Anyway, back to the review. The new LEAF was called much more refined compared to the original LEAF of 2010.
Range test went well too, although the description is a little cloudy:
“…we have just put the new Leaf through its paces on a gruelling mountain drive which is used as part of the Monte Carlo rally….We set out from Nice in a recently charged new Leaf which was showing a theoretical range of 140 miles.
By the time we reached the top of the Col some 90 minutes later the Leaf’s onboard power display was showing the batteries had been drained to 33 per cent of their capacity and the available range had fallen to just 45 miles…since the route back to Cap Ferrat just outside Monaco was downhill the Leaf quickly clawed back the miles.

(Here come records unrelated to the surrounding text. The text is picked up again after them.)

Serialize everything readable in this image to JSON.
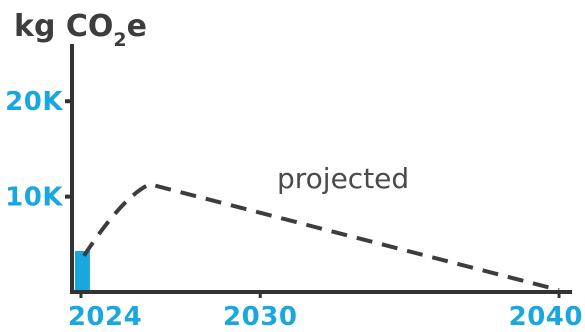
{
  "chart_data": {
    "type": "line",
    "ylabel": {
      "main": "kg CO",
      "subscript": "2",
      "suffix": "e"
    },
    "x_ticks": [
      {
        "value": 2024,
        "label": "2024"
      },
      {
        "value": 2030,
        "label": "2030"
      },
      {
        "value": 2040,
        "label": "2040"
      }
    ],
    "y_ticks": [
      {
        "value": 10000,
        "label": "10K"
      },
      {
        "value": 20000,
        "label": "20K"
      }
    ],
    "xlim": [
      2023.7,
      2040.2
    ],
    "ylim": [
      0,
      26000
    ],
    "bar": {
      "x_start": 2023.7,
      "x_end": 2024.3,
      "value": 4300
    },
    "projected": {
      "label": "projected",
      "points": [
        {
          "x": 2024.1,
          "y": 3800
        },
        {
          "x": 2025.4,
          "y": 10000
        },
        {
          "x": 2026.3,
          "y": 11300
        },
        {
          "x": 2040.0,
          "y": 200
        }
      ]
    },
    "colors": {
      "axis": "#333333",
      "accent": "#19a7df",
      "line": "#3d3d3d",
      "text": "#4a4a4a"
    },
    "grid": false
  }
}
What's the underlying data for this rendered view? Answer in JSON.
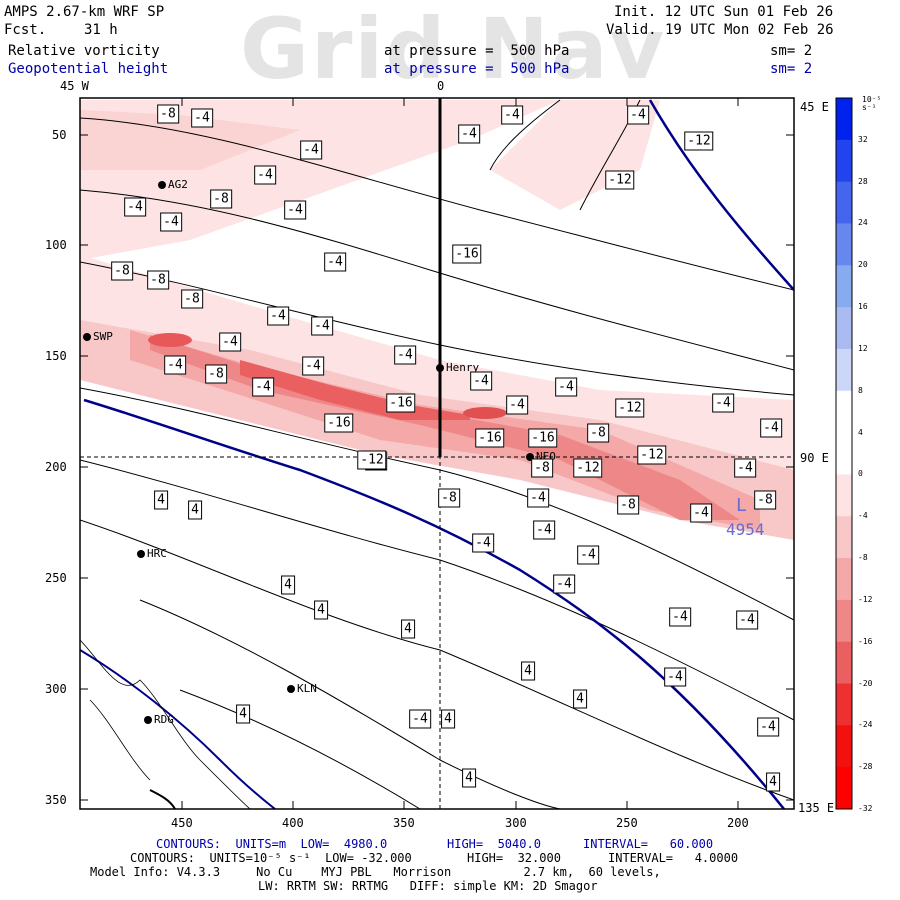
{
  "header": {
    "model": "AMPS 2.67-km WRF SP",
    "fcst_label": "Fcst.",
    "fcst_value": "31 h",
    "init": "Init. 12 UTC Sun 01 Feb 26",
    "valid": "Valid. 19 UTC Mon 02 Feb 26",
    "field1": "Relative vorticity",
    "field2": "Geopotential height",
    "pressure1": "at pressure =  500 hPa",
    "pressure2": "at pressure =  500 hPa",
    "sm1": "sm= 2",
    "sm2": "sm= 2",
    "watermark": "Grid Nav"
  },
  "map": {
    "lon_top_left": "45 W",
    "lon_top_mid": "0",
    "lon_right_top": "45 E",
    "lon_right_mid": "90 E",
    "lon_right_bottom": "135 E",
    "y_ticks": [
      "50",
      "100",
      "150",
      "200",
      "250",
      "300",
      "350"
    ],
    "x_ticks": [
      "450",
      "400",
      "350",
      "300",
      "250",
      "200"
    ],
    "stations": [
      {
        "id": "AG2",
        "label": "AG2"
      },
      {
        "id": "SWP",
        "label": "SWP"
      },
      {
        "id": "Henry",
        "label": "Henry"
      },
      {
        "id": "NEO",
        "label": "NEO"
      },
      {
        "id": "HRC",
        "label": "HRC"
      },
      {
        "id": "KLN",
        "label": "KLN"
      },
      {
        "id": "RDG",
        "label": "RDG"
      }
    ],
    "low_center": {
      "symbol": "L",
      "value": "4954"
    },
    "contour_labels": [
      "-8",
      "-4",
      "-4",
      "-4",
      "-8",
      "-4",
      "-4",
      "-4",
      "-8",
      "-8",
      "-8",
      "-4",
      "-4",
      "-4",
      "-4",
      "-4",
      "-8",
      "-4",
      "-4",
      "-4",
      "-16",
      "-16",
      "-8",
      "-16",
      "-4",
      "-4",
      "-16",
      "-4",
      "-12",
      "-4",
      "-4",
      "-4",
      "-4",
      "-4",
      "-12",
      "-16",
      "-12",
      "-12",
      "-8",
      "-12",
      "-8",
      "-4",
      "-8",
      "-4",
      "-8",
      "-12",
      "-4",
      "-8",
      "-4",
      "-4",
      "-4",
      "-4",
      "-4",
      "-4",
      "-4",
      "-4",
      "4",
      "4",
      "4",
      "4",
      "4",
      "4",
      "4",
      "4",
      "4",
      "4",
      "-4",
      "4",
      "4"
    ]
  },
  "colorbar": {
    "unit": "10⁻⁵ s⁻¹",
    "labels": [
      "32",
      "28",
      "24",
      "20",
      "16",
      "12",
      "8",
      "4",
      "0",
      "-4",
      "-8",
      "-12",
      "-16",
      "-20",
      "-24",
      "-28",
      "-32"
    ],
    "colors": [
      "#0022ee",
      "#2244ee",
      "#4466ee",
      "#6688ee",
      "#88aaee",
      "#aabbf2",
      "#ccd6f8",
      "#ffffff",
      "#ffffff",
      "#fde3e3",
      "#f8c8c8",
      "#f4a8a8",
      "#ee8888",
      "#ea6060",
      "#ee3030",
      "#f51010",
      "#ff0000"
    ]
  },
  "footer": {
    "line1_a": "CONTOURS:  UNITS=m  LOW=  4980.0",
    "line1_b": "HIGH=  5040.0",
    "line1_c": "INTERVAL=   60.000",
    "line2_a": "CONTOURS:  UNITS=10⁻⁵ s⁻¹  LOW= -32.000",
    "line2_b": "HIGH=  32.000",
    "line2_c": "INTERVAL=   4.0000",
    "line3": "Model Info: V4.3.3     No Cu    MYJ PBL   Morrison          2.7 km,  60 levels,",
    "line4": "LW: RRTM SW: RRTMG   DIFF: simple KM: 2D Smagor"
  }
}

With regenerative braking boosting the batteries on the go, within 20 miles the batteries had been charged to 55 per cent and the distance available had shot up to 95 miles – enough to complete the journey without any so-called range anxiety…with 38 per cent power and 52 miles still remaining.
Do the math, as they say and the real world performance of the new Leaf on one of the hardest drives imaginable was not far off what Nissan claims.”